Other researchers have been addressing the CAR T-cell longevity problem for a decade by focusing on re-engineering them to extend their lifespan in the body, a strategy that largely fell short. Instead, Rashidian and Rahkshandehroo focused on stimulating the CAR-T cells post-infusion and at a desired time, rather than altering them.

To do so, they designed a protein that targets and stimulates CAR T-cells. The CAR receptor is the engineered part of the CAR T-cell that allows it to recognize cancer cells by detecting a specific marker on them.

The enhancer protein fuses the cancer marker to a molecule called IL-2, which enhances T-cell activity and persistence. The IL-2 is engineered to be weak so it does not affect normal T-cells, thus avoiding toxicities. However, because the enhancer protein targets CAR T-cells, the weak IL-2 enhances their activity through proximity.

“Sometimes in science, you see marginal differences here and there, and then you do the statistics, and you find out the significance,” Rakhshandehroo said. “For us, it was like night and day. Once we saw it, we knew there was something very robust happening here.”

Rakhshandehroo said subsequent experiments were aimed at illuminating specific questions about the process, but what impressed them was the persistence of the response despite shifting variables.

“We’ve tuned our experiments to be more specific, trying to answer specific questions, but what we’ve seen has always been very robust,” Rahkshandehroo said. “The door has been opened, and everyone can come and take advantage of the system and use it to understand the biology behind the enhancer’s impact on T-cells and their persistence as well as finding new therapies.”

To avoid overstimulating the CAR T-cells, Rashidian said they’ve tuned the enhancer protein to have a short circulatory half-life of just two hours before it clears from the body. That will give it time to stimulate the CAR T-cells without overstimulating them.
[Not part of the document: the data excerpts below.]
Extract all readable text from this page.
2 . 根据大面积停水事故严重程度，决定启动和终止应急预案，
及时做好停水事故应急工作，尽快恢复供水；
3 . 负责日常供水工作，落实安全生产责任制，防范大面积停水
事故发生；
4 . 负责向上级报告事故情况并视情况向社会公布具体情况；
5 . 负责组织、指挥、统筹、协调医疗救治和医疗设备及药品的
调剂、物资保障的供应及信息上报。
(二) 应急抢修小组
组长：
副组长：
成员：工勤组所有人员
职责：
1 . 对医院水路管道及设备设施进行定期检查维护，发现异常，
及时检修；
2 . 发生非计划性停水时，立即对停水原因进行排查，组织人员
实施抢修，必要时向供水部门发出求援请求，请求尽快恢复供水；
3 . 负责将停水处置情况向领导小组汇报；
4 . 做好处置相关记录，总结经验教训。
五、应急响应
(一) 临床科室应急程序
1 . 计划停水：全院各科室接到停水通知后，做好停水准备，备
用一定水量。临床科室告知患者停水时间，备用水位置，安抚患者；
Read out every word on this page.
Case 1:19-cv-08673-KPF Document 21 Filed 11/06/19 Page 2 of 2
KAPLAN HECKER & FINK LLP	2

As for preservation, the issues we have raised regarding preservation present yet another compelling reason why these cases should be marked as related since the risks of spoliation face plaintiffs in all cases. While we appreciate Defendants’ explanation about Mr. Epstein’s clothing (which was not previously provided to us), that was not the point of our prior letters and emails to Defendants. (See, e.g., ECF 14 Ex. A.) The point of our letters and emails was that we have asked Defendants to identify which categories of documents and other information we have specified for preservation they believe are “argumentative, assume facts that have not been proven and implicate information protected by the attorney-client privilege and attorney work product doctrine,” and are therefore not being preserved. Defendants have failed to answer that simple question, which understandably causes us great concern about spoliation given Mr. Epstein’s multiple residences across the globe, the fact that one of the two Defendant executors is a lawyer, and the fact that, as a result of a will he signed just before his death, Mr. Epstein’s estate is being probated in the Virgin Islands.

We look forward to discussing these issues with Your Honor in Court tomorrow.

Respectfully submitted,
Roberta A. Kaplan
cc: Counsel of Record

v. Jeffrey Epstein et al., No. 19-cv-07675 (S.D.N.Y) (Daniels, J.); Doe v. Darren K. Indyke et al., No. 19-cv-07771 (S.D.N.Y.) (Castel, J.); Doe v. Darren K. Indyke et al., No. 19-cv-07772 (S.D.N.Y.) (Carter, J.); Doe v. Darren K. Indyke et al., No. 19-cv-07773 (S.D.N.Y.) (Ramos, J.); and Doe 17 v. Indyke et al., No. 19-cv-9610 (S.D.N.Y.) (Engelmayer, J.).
That also allows closer control of dosing once human trials begin — Rashidian has started the search for funding for a Phase 1 trial to gauge efficacy and safety. With such a short enhancer circulatory lifetime, Rashidian said, researchers can more easily adjust doses according to how patients respond in the trial.

“I’m very excited about it,” Rashidian said. “It works beyond what we have expected. It’s incredibly robust. I’m very hopeful that it will save patients’ lives.”